Brine pools are sometimes referred to as “lakes” on the sea floor because the dense brine does not easily mix with the overlying seawater, resulting in a distinct interface between water masses. The pools range in size from less than one square metre (11 square feet) to as much as 120 square kilometers (46 square miles) in the Orca Basin. The high salinity increases the density of the brine, which creates a pool surface and shoreline. Some minerals, such as baryte (barium sulfate), precipitate out of the brine and form crystalline crusts around the pool’s edge, depending on concentration.

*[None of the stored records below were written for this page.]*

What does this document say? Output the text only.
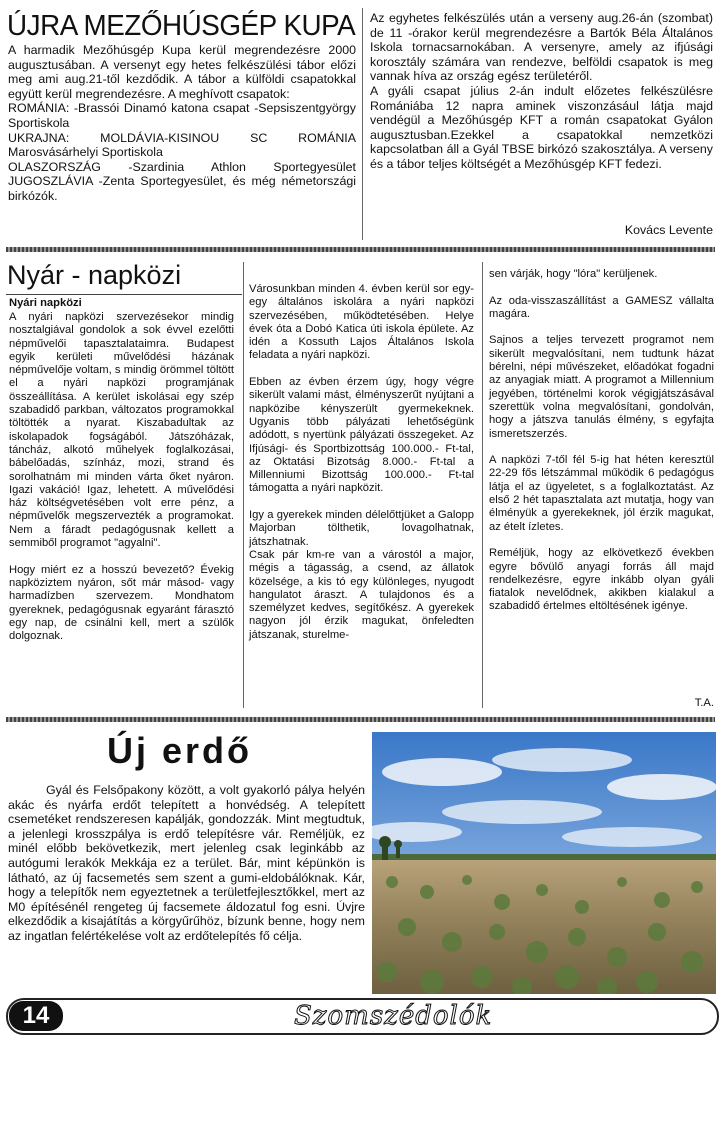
ÚJRA MEZŐHÚSGÉP KUPA
A harmadik Mezőhúsgép Kupa kerül megrendezésre 2000 augusztusában. A versenyt egy hetes felkészülési tábor előzi meg ami aug.21-től kezdődik. A tábor a külföldi csapatokkal együtt kerül megrendezésre. A meghívott csapatok:
ROMÁNIA: -Brassói Dinamó katona csapat -Sepsiszentgyörgy Sportiskola
UKRAJNA: MOLDÁVIA-KISINOU SC ROMÁNIA Marosvásárhelyi Sportiskola
OLASZORSZÁG -Szardinia Athlon Sportegyesület JUGOSZLÁVIA -Zenta Sportegyesület, és még németországi birkózók.
Az egyhetes felkészülés után a verseny aug.26-án (szombat) de 11 -órakor kerül megrendezésre a Bartók Béla Általános Iskola tornacsarnokában. A versenyre, amely az ifjúsági korosztály számára van rendezve, belföldi csapatok is meg vannak híva az ország egész területéről.
A gyáli csapat július 2-án indult előzetes felkészülésre Romániába 12 napra aminek viszonzásául látja majd vendégül a Mezőhúsgép KFT a román csapatokat Gyálon augusztusban.Ezekkel a csapatokkal nemzetközi kapcsolatban áll a Gyál TBSE birkózó szakosztálya. A verseny és a tábor teljes költségét a Mezőhúsgép KFT fedezi.
Kovács Levente
Nyár - napközi
Nyári napközi
A nyári napközi szervezésekor mindig nosztalgiával gondolok a sok évvel ezelőtti népművelői tapasztalataimra. Budapest egyik kerületi művelődési házának népművelője voltam, s mindig örömmel töltött el a nyári napközi programjának összeállítása. A kerület iskolásai egy szép szabadidő parkban, változatos programokkal töltötték a nyarat. Kiszabadultak az iskolapadok fogságából. Játszóházak, táncház, alkotó műhelyek foglalkozásai, bábelőadás, színház, mozi, strand és sorolhatnám mi minden várta őket nyáron. Igazi vakáció! Igaz, lehetett. A művelődési ház költségvetésében volt erre pénz, a népművelők megszervezték a programokat. Nem a fáradt pedagógusnak kellett a semmiből programot "agyalni".

Hogy miért ez a hosszú bevezető? Évekig napköziztem nyáron, sőt már másod- vagy harmadízben szervezem. Mondhatom gyereknek, pedagógusnak egyaránt fárasztó egy nap, de csinálni kell, mert a szülők dolgoznak.
Városunkban minden 4. évben kerül sor egy-egy általános iskolára a nyári napközi szervezésében, működtetésében. Helye évek óta a Dobó Katica úti iskola épülete. Az idén a Kossuth Lajos Általános Iskola feladata a nyári napközi.

Ebben az évben érzem úgy, hogy végre sikerült valami mást, élményszerűt nyújtani a napközibe kényszerült gyermekeknek. Ugyanis több pályázati lehetőségünk adódott, s nyertünk pályázati összegeket. Az Ifjúsági- és Sportbizottság 100.000.- Ft-tal, az Oktatási Bizotság 8.000.- Ft-tal a Millenniumi Bizottság 100.000.- Ft-tal támogatta a nyári napközit.

Igy a gyerekek minden délelőttjüket a Galopp Majorban tölthetik, lovagolhatnak, játszhatnak.
Csak pár km-re van a várostól a major, mégis a tágasság, a csend, az állatok közelsége, a kis tó egy különleges, nyugodt hangulatot áraszt. A tulajdonos és a személyzet kedves, segítőkész. A gyerekek nagyon jól érzik magukat, önfeledten játszanak, sturelme-
sen várják, hogy "lóra" kerüljenek.

Az oda-visszaszállítást a GAMESZ vállalta magára.

Sajnos a teljes tervezett programot nem sikerült megvalósítani, nem tudtunk házat bérelni, népi művészeket, előadókat fogadni az anyagiak miatt. A programot a Millennium jegyében, történelmi korok végigjátszásával szerettük volna megvalósítani, gondolván, hogy a játszva tanulás élmény, s egyfajta ismeretszerzés.

A napközi 7-től fél 5-ig hat héten keresztül 22-29 fős létszámmal működik 6 pedagógus látja el az ügyeletet, s a foglalkoztatást. Az első 2 hét tapasztalata azt mutatja, hogy van élményük a gyerekeknek, jól érzik magukat, az ételt ízletes.

Reméljük, hogy az elkövetkező években egyre bővülő anyagi forrás áll majd rendelkezésre, egyre inkább olyan gyáli fiatalok nevelődnek, akikben kialakul a szabadidő értelmes eltöltésének igénye.
T.A.
Új erdő
Gyál és Felsőpakony között, a volt gyakorló pálya helyén akác és nyárfa erdőt telepített a honvédség. A telepített csemetéket rendszeresen kapálják, gondozzák. Mint megtudtuk, a jelenlegi krosszpálya is erdő telepítésre vár. Reméljük, ez minél előbb bekövetkezik, mert jelenleg csak leginkább az autógumi lerakók Mekkája ez a terület. Bár, mint képünkön is látható, az új facsemetés sem szent a gumi-eldobálóknak. Kár, hogy a telepítők nem egyeztetnek a területfejlesztőkkel, mert az M0 építésénél rengeteg új facsemete áldozatul fog esni. Úvjre elkezdődik a kisajátítás a körgyűrűhöz, bízunk benne, hogy nem az ingatlan felértékelése volt az erdőtelepítés fő célja.
14	Szomszédolók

In the latest discovery, researchers have found a deadly pool at the bottom of the Red Sea that practically kills every creature which swims inside it. According to a Live Science report, researchers from the University of Miami have discovered a “brine pool” that instantly kills or paralyses anything that swims into it. Further, according to recent research, the rare deep-sea brine pools found in the Red Sea may provide information on long-term environmental changes in the area and potentially provide insight into the beginnings of life on Earth.
The study, which was published in Nature Communications, is the first to identify brine pools in the Gulf of Aqaba. “We were extremely fortunate,” Purkis said. “The discovery occurred in the final five minutes of the ten-hour ROV dive that we were able to devote to this project.”
These extremely salty, zero oxygen pools near the coast preserve information on tsunamis, flashfloods, and earthquakes that occurred thousands of years ago in the Gulf of Aqaba. Many faults and fractures in the seabed are associated with the region’s tectonics in this area of the Gulf of Aqaba.
Earlier this year, Purkis and team discovered evidence of a 500-year-old submarine landslide that likely spawned a sizable tsunami in the region, that could have implications for coastline development in Egypt and Saudi Arabia.